SIL Investments reported an audited consolidated profit of ₹38.21 crore for the fiscal year ended March 31, 2026, alongside standalone profit of ₹32.89 crore.

Board Approves FY26 Results

The Board of Directors of SIL Investments Ltd met on May 12, 2026, to approve the company's audited financial results for the fiscal year 2025-26. They recommended a dividend of ₹2.50 per equity share, which requires shareholder approval at the upcoming Annual General Meeting (AGM). A significant proposal was also made to grant unsecured loans totalling ₹225 crore to six identified bodies corporate.

Dividend and Loan Proposals Draw Attention

The recommended dividend offers a direct return to shareholders, potentially boosting investor sentiment. However, the proposed ₹225 crore in unsecured loans to related parties is classified as a Material Related Party Transaction (MRTP). This transaction requires explicit shareholder approval, drawing attention to governance and transparency in related party dealings.

Company Operations

SIL Investments operates as a non-deposit-taking NBFC, primarily focused on investment and lending activities in India.
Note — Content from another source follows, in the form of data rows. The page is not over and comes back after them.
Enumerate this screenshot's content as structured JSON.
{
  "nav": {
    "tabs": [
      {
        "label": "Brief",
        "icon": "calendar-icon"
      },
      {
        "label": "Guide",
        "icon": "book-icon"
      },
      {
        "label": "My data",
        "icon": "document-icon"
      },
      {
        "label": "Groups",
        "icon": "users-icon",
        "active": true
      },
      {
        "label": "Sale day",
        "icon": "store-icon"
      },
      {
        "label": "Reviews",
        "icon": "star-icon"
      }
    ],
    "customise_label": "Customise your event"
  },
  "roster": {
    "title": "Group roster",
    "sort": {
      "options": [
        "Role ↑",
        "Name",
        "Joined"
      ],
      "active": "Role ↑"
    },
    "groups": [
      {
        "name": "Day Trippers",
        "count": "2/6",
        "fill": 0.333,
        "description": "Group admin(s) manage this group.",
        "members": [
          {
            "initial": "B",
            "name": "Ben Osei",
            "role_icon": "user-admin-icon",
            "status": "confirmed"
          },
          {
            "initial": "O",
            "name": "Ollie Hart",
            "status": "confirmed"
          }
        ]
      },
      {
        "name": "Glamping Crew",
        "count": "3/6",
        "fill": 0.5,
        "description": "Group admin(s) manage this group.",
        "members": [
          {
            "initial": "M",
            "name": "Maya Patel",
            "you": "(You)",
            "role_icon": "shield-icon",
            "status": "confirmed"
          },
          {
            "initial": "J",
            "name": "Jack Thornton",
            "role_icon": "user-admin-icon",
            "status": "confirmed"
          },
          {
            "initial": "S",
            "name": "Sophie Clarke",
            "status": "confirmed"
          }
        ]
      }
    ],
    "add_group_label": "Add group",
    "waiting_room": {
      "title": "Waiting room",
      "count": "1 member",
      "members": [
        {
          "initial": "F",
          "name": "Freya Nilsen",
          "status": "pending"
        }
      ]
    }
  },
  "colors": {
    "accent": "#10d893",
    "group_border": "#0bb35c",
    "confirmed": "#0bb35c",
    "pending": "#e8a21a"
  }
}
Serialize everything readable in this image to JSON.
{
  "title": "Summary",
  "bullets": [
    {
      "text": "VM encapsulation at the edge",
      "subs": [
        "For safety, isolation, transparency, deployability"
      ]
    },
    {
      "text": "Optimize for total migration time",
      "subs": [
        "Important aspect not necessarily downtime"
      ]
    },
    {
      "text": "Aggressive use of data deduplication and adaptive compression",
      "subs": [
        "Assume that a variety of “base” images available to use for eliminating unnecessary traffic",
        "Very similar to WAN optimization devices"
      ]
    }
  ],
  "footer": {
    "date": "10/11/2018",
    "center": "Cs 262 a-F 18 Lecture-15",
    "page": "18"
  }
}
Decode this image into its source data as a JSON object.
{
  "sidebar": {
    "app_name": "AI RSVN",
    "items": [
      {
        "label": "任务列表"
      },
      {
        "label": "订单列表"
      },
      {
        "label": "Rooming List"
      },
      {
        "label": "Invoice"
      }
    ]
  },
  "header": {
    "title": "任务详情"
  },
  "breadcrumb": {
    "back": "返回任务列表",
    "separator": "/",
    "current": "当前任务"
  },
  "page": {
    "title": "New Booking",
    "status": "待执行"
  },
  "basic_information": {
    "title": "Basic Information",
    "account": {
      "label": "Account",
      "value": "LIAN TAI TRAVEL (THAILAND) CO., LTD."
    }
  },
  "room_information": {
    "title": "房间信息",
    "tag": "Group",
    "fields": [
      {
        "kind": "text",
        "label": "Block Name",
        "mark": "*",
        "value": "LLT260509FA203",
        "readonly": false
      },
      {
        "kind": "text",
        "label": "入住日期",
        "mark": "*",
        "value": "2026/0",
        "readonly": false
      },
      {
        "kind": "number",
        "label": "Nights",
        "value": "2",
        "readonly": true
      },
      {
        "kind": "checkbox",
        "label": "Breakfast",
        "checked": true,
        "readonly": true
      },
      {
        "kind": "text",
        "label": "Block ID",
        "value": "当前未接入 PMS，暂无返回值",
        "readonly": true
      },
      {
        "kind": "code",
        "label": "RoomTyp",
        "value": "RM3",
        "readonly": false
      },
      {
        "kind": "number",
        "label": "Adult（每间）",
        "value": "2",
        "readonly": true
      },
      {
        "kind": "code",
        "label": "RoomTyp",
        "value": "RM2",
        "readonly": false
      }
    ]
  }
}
The company has a history of returning profits to shareholders through dividends and uses its capital for lending operations.

Shareholder Impact and Loan Approval

Shareholders are set to potentially receive a ₹2.50 per share dividend if the proposal is cleared. The proposed unsecured loans to related parties will require thorough review and approval by shareholders. Approval of these loans could facilitate business operations for the identified entities but also raises questions about capital allocation.

Key Risks for Investors

The primary risk involves the proposed unsecured loans to related parties. Failure to secure shareholder approval for these Material Related Party Transactions could stall the plan or lead to regulatory challenges. Unfavourable terms or non-repayment of these loans could impact the company's liquidity and profitability.

Industry Context

Peers like JM Financial and IIFL Finance, operating in the NBFC and financial services space, also manage significant loan books and dividend policies. However, the scale and related-party nature of SIL Investments' proposed loans stand out and will be benchmarked against industry norms and corporate governance standards.

Next Steps for Investors

Investors should monitor the outcome of the upcoming AGM regarding shareholder approval for the dividend and the proposed related party loans. The timeline for the actual dividend payout and disbursement details of the proposed unsecured loans will also be important to observe. Once disclosed, the terms and conditions governing the ₹225 crore loan facility will be key.